We had only six weeks left in the school year. Through activities, assignments, and discussions that connected our personal experiences to the class content, my students and I had built solid relationships of trust. But even after students poured their hearts into their work— perhaps through a story about losing a loved one to violence or an epiphany about the importance of community justice—I found myself left with the same question: What are we doing to address the pain and trauma behind those powerful stories?

With this in mind, I thought it was especially important for the 9th graders in my English classes to end the year sharing stories of survival, resilience, and hope. I wanted them to reflect on the painful histories of injustice that we had discussed in class, and to use research and writing as a way to heal. So, for our final project, I decided to transform the usually apolitical standards of research and persuasive writing.

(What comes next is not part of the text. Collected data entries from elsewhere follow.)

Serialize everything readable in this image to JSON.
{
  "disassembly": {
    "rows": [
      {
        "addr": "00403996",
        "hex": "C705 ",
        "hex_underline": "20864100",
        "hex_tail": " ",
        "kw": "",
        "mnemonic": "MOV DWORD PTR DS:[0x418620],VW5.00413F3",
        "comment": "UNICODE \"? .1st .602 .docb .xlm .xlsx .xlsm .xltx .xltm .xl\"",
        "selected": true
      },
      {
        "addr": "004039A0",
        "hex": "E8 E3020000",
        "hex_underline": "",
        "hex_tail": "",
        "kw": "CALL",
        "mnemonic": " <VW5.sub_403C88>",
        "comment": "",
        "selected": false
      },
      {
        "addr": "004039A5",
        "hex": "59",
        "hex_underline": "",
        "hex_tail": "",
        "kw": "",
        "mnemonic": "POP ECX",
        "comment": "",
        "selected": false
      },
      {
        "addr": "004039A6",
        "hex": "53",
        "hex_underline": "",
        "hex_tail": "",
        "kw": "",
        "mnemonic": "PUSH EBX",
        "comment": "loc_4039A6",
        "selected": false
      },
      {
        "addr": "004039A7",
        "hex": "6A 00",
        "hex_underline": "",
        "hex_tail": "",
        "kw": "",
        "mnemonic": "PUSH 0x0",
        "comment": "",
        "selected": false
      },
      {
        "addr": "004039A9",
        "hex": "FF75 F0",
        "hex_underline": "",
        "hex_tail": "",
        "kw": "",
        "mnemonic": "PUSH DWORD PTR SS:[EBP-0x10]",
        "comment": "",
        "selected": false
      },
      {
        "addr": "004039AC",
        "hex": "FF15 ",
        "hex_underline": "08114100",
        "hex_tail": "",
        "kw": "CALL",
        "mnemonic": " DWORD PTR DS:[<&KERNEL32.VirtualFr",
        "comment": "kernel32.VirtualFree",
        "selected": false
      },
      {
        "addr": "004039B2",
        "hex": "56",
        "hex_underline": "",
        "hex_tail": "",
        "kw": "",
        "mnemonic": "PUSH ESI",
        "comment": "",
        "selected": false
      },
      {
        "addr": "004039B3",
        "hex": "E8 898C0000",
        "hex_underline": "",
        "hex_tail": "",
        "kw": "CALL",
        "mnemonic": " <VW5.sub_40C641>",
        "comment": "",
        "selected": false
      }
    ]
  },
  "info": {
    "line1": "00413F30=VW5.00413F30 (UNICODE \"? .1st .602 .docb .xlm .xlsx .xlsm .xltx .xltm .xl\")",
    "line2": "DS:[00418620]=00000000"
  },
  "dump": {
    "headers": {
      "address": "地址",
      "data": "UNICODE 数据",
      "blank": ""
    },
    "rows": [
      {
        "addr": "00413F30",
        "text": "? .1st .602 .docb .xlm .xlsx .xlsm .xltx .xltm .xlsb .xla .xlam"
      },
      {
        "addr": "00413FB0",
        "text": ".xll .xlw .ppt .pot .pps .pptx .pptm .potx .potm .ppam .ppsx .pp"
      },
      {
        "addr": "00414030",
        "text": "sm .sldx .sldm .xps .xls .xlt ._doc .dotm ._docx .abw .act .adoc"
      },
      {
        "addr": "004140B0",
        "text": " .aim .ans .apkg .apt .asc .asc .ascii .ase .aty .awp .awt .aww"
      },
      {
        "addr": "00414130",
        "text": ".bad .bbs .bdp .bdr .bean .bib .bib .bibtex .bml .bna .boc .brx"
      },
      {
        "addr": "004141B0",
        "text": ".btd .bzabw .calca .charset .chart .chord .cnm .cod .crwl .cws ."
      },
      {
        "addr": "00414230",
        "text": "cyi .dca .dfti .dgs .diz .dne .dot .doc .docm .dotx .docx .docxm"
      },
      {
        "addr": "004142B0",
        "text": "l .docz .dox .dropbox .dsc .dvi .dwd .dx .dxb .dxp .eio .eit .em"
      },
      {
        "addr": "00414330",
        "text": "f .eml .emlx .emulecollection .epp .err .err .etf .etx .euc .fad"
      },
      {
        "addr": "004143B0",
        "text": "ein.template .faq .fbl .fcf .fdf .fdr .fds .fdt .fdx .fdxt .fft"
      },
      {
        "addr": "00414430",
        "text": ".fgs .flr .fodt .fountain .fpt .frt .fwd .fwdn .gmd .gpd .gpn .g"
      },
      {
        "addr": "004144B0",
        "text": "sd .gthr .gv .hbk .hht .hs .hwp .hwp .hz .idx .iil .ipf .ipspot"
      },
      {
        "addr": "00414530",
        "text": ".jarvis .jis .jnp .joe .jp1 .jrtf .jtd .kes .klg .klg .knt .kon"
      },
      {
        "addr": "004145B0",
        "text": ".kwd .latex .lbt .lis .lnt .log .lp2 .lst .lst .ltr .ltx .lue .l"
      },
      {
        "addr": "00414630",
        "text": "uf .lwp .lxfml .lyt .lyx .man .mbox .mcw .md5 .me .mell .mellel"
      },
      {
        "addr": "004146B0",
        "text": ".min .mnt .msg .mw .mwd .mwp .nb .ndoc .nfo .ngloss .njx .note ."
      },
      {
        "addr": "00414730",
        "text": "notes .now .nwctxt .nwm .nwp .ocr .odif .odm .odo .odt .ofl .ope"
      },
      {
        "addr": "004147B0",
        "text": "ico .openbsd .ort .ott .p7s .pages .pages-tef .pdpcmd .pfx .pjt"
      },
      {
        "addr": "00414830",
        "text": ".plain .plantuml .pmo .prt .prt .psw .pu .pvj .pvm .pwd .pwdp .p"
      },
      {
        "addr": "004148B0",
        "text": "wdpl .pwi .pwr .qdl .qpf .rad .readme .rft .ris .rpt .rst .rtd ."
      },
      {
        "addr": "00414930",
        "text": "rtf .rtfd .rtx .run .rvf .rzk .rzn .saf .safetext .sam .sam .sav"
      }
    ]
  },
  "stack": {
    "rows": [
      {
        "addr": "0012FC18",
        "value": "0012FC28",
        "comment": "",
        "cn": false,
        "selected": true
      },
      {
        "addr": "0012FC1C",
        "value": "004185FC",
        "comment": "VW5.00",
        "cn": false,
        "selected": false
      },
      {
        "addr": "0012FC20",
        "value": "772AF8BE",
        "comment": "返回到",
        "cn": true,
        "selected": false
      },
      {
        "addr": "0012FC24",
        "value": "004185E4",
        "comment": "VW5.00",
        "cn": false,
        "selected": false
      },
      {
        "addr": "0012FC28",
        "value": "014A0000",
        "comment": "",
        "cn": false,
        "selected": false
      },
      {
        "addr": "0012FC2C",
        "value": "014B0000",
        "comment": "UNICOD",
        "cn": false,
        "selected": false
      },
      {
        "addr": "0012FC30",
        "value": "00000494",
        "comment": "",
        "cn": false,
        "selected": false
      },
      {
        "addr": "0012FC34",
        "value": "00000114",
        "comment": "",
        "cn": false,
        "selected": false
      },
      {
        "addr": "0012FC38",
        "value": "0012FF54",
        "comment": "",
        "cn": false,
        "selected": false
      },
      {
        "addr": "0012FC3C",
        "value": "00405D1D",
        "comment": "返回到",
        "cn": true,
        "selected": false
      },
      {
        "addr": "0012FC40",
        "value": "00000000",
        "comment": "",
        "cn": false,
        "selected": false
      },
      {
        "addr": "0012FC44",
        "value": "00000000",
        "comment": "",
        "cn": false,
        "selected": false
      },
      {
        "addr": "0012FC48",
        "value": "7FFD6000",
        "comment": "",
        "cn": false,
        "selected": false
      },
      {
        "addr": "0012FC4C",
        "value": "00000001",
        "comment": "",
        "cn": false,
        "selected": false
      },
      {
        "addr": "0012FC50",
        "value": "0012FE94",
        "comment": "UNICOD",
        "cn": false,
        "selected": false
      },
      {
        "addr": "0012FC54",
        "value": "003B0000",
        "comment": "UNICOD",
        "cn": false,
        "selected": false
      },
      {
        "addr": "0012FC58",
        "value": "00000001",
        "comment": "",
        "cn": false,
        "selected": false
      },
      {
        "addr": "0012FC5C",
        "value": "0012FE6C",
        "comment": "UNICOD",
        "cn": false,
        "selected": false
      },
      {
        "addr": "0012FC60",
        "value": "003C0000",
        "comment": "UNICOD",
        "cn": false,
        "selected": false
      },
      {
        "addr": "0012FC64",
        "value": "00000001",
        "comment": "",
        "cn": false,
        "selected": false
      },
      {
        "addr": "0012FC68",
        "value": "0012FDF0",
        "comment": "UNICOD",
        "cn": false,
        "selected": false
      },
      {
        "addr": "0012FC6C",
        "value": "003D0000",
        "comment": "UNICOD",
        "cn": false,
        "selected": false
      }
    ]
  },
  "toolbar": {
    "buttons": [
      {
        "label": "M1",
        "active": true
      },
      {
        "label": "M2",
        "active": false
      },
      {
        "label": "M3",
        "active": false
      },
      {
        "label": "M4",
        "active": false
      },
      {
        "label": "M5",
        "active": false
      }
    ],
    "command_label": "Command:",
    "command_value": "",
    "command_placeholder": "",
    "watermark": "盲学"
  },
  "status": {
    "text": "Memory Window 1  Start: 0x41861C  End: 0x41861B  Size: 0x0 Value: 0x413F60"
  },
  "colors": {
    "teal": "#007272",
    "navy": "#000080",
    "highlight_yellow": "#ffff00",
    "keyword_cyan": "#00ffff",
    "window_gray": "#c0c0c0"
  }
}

The unit I planned focused on the following guiding questions: How can we create more dialogue around injustice in our community? How can we use inquiry to examine these injustices and create change in our community? I would ask students to choose a community issue to focus on (e.g., police brutality, domestic and gang violence, undocumented students’ needs), analyze and synthesize several research sources, craft a persuasive letter to either a perpetrator or survivor of injustice, and present their findings to community members at a final showcase.

We began by watching video clips of two specific moments of injustice: the beating of an undocumented immigrant, Anastasio Hernandez-Rojas, by the border patrol, and campus police brutality against college students protesting budget cuts at UC Davis. Both incidents had been the impetus for specific individuals to write letters advocating for change and could show students the inherent connection between literacy and empowerment. These contemporary examples were also a fitting transition from the unit we had just completed, analyzing Anna Deavere Smith’s play Twilight: Los Angeles, 1992 to look at the legacies of the Rodney King verdict and rebellion.

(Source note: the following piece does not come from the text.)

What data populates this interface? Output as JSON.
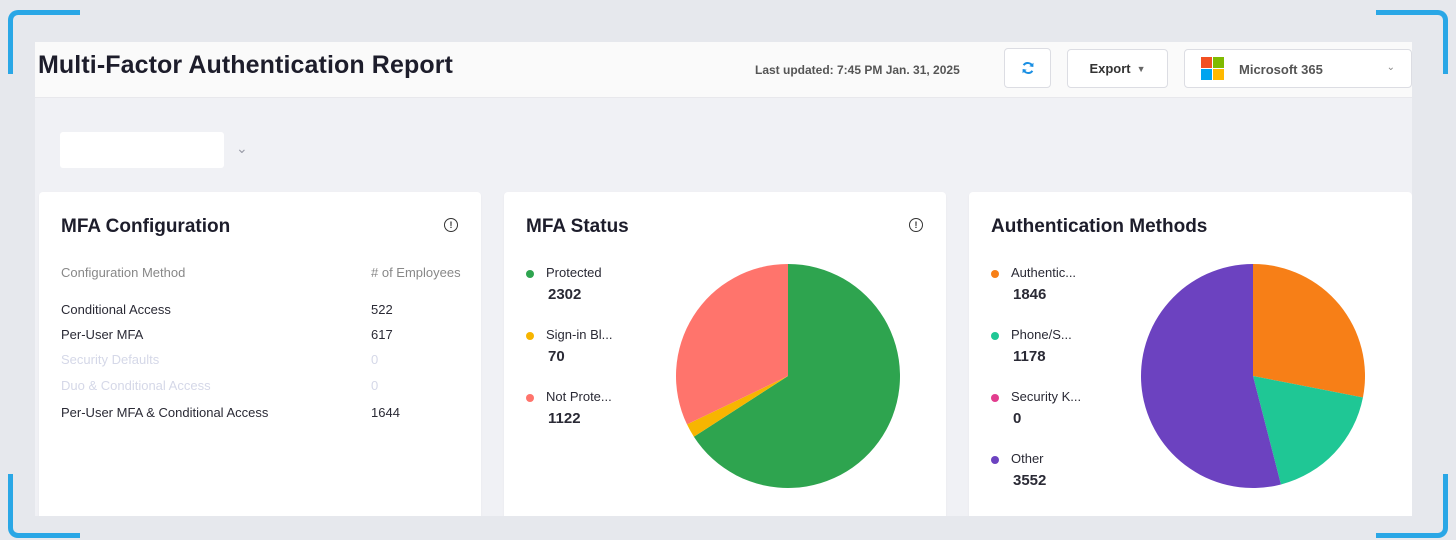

“How would you respond to this injustice if you were close to these victims?” I asked students after each of the shocking clips. Already familiar with police brutality in their own community, students sighed and exclaimed that the police deserved to get “beat down.”

“Why do they think they can just do that?” one student asked the class.

I paused before responding, looking around at various emotions on students’ faces: shaking heads in dismay, blank looks of apathy, and furrowed eyebrows. “Well, we saw in our last unit that this is not a new problem. And, like we saw in 1992, there are different ways to show our anger and name our pain. But we have a responsibility to understand the sources of our pain, to hold perpetrators—like the police or border patrol—responsible. We can also reach out to other survivors for healing. Let’s channel all of these different emotions we have into our own research and writing. And let’s share these ideas with the community, so we can be heard.”

What Makes a Persuasive Letter Work?

We spent the rest of the week analyzing two letters: one written by Maria Puga, the widow of Anastasio Hernandez-Rojas, gathering support to protest the brutal murder of her husband; and the other an open letter from Assistant Professor Nathan Brown, holding the chancellor of UC Davis accountable for police brutality against students on campus. We read, annotated, and discussed the writers’ positions for rhetorical craft and as impassioned calls for change.